15Mais le concept d’entité reste vague, puisqu’il ne définit pas les modalités d’existence en tant que telles et peut aussi bien se dire de choses présentes que passées ou simplement possibles. C’est pourquoi le deuxième terme de l’expression – actualité – est introduit par Whitehead. Il a uniquement pour vocation de préciser en quel sens il faut comprendre la notion d’être-singulier. Or, le terme « actualité » signifie deux choses dans le vocabulaire de Whitehead : tout d’abord, l’action, l’accomplissement d’un acte ou d’une opération ; ensuite, il désigne une reprise de l’energeia, l’être-en-acte par opposition à l’être-possible. Ces deux sens de l’actualité définissent ce qu’il faut entendre par être-singulier. L’entité est ce qu’elle est par son action réelle – et non possible – dans le monde. On chercherait en vain à définir une entité indépendamment de ce qu’elle fait, car les deux s’identifient, et la pluralité des entités qui composent le monde peut être interprétée comme une pluralité d’actions réelles.
16Quelle est cette action réelle à l’origine de l’être-individuel ? Pour y répondre, nous ne devons nous en tenir qu’au principe ultime de la philosophie de Whitehead : passage de l’univers dans sa pluralité d’existences, c’est-à-dire pluralité d’entités actuelles, à l’univers comme conjonction. L’action d’une entité actuelle est d’intégrer tout ce qui a eu lieu dans l’univers ; son être est une transformation de la pluralité en une nouvelle unité, et toute son action vise à établir cette unification locale de l’univers. Cette vision d’un univers démultiplié par les êtres qui en sont comme des centres d’intégration n’est pas très éloignée de la Monadologie de Leibniz et l’on peut légitimement voir dans les entités actuelles une nouvelle approche des monades, et dans la philosophie de Whitehead une forme de néo-monadologie. Mais là où Leibniz voit dans les monades des centres d’expression de l’univers, Whitehead voit des centres d’intégration, de capture, ou dans son vocabulaire : des centres de préhension.
17Nous pouvons dégager de ce qui précède plusieurs propositions qui forment selon nous les axes de l’ontologie de Whitehead et à partir desquelles il nous faut à présent poser la question de son platonisme : 1) le principe ultime de la philosophie de Whitehead est la « créativité » ; 2) la créativité est le passage de l’univers disjonctif à une conjonction qui est une nouvelle existence ; 3) on appellera « entité actuelle » cette unification ou condensation de l’univers en un point ; 4) une entité actuelle se définit entièrement par son activité de préhension de l’univers.

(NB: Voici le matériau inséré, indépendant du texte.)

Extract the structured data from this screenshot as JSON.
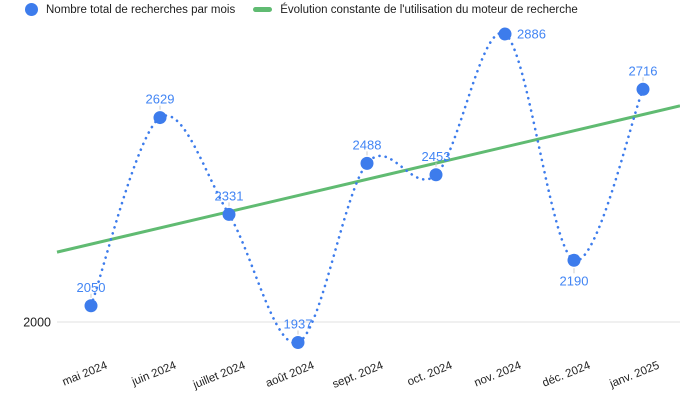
{
  "chart_data": {
    "type": "line",
    "title": "",
    "categories": [
      "mai 2024",
      "juin 2024",
      "juillet 2024",
      "août 2024",
      "sept. 2024",
      "oct. 2024",
      "nov. 2024",
      "déc. 2024",
      "janv. 2025"
    ],
    "series": [
      {
        "name": "Nombre total de recherches par mois",
        "style": "dotted-line-with-points",
        "color": "#3d7cec",
        "values": [
          2050,
          2629,
          2331,
          1937,
          2488,
          2453,
          2886,
          2190,
          2716
        ],
        "label_positions": [
          "top",
          "top",
          "top",
          "top",
          "top",
          "top",
          "right",
          "bottom",
          "top"
        ]
      },
      {
        "name": "Évolution constante de l'utilisation du moteur de recherche",
        "style": "straight-trendline",
        "color": "#60bb72",
        "start_value": 2215,
        "end_value": 2665
      }
    ],
    "y_axis": {
      "visible_tick": "2000",
      "tick_value": 2000,
      "implied_range": [
        1900,
        3000
      ]
    },
    "legend_position": "top",
    "grid": "single horizontal gridline at 2000",
    "colors": {
      "value_label": "#4285f4",
      "gridline": "#e0e0e0",
      "axis_text": "#1f1f1f",
      "label_connector": "#cccccc"
    }
  }
}
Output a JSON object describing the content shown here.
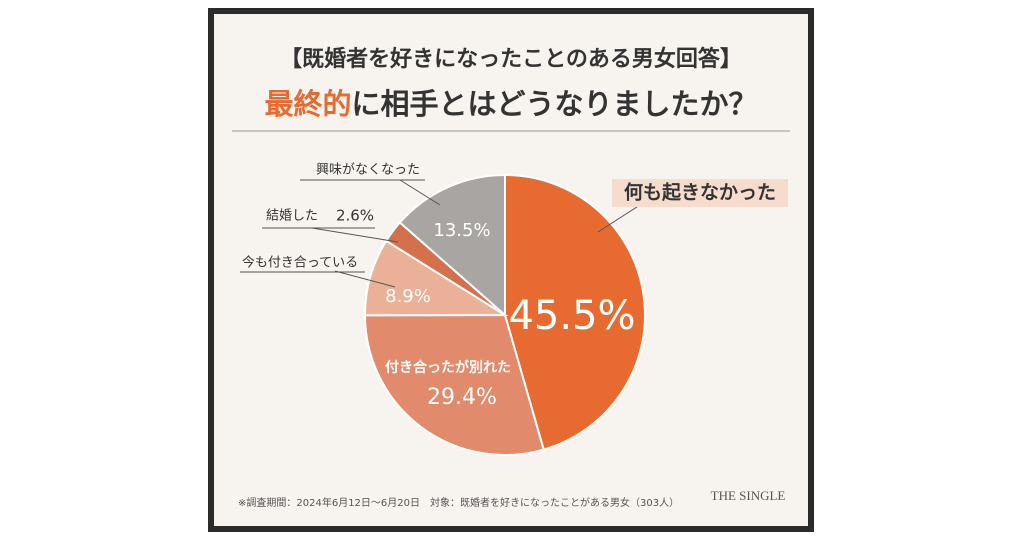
{
  "chart_data": {
    "type": "pie",
    "title": "【既婚者を好きになったことのある男女回答】",
    "subtitle_parts": [
      "最終的",
      "に相手とはどうなりましたか？"
    ],
    "categories": [
      "何も起きなかった",
      "付き合ったが別れた",
      "今も付き合っている",
      "結婚した",
      "興味がなくなった"
    ],
    "values": [
      45.5,
      29.4,
      8.9,
      2.6,
      13.5
    ],
    "value_labels": [
      "45.5%",
      "29.4%",
      "8.9%",
      "2.6%",
      "13.5%"
    ],
    "colors": [
      "#e76b30",
      "#e28a6c",
      "#ebb198",
      "#d5704d",
      "#a8a5a2"
    ],
    "footnote": "※調査期間：2024年6月12日～6月20日　対象：既婚者を好きになったことがある男女（303人）",
    "logo": "THE SINGLE"
  }
}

IV. La fonction des formes platoniciennes
18Notre question à présent est de savoir comment le platonisme intervient dans la théorie de la créativité et l’ontologie qui lui correspond dans la philosophie de Whitehead. Car si nous pouvons montrer qu’effectivement le platonisme intervient à ce niveau, il faudra alors bien admettre, étant donné l’importance du principe ultime et de l’ontologie, qu’il est bien au centre du mouvement de sa pensée. Mais avant cela, il convient de préciser ce platonisme dont Whitehead écrit qu’il « ne désigne nullement le schème de pensée systématique que les spécialistes ont cru, de façon discutable, pouvoir tirer de ses écrits » et qu’il ne fait « allusion qu’à la profusion des idées générales que l’on y trouve disséminées »22. Ce que Whitehead retient, c’est essentiellement la distinction du Timée entre d’une part « l’ordre des êtres qui se conservent identiques, qui ne sont sujets ni à naître ni à périr, dont nul n’accueille en soi un autre distinct de lui ni ne se rend lui-même en un autre, qui sont invisibles et à tout autre sens inaccessibles », et d’autre part « ce qui a même nom que les objets précédents et qui leur est semblable, mais sensible, sujet à la naissance, transporté sans cesse, apparaissant en quelque lieu pour ensuite en disparaître » (52a, trad. J. Moreau). Aux êtres sujets au devenir, Whitehead fait correspondre sa notion d’« entité actuelle », et aux êtres qui se conservent à l’identique, ce qu’il appelle les « objets éternels » :
J’utilise l’expression « objet-éternel » pour signifier ce que […] j’ai dénommé « forme platonicienne ». Toute entité dont la récognition conceptuelle ne comporte pas de référence obligée à des entités actuelles précises de l’univers temporel reçoit le nom d’« objet éternel »23.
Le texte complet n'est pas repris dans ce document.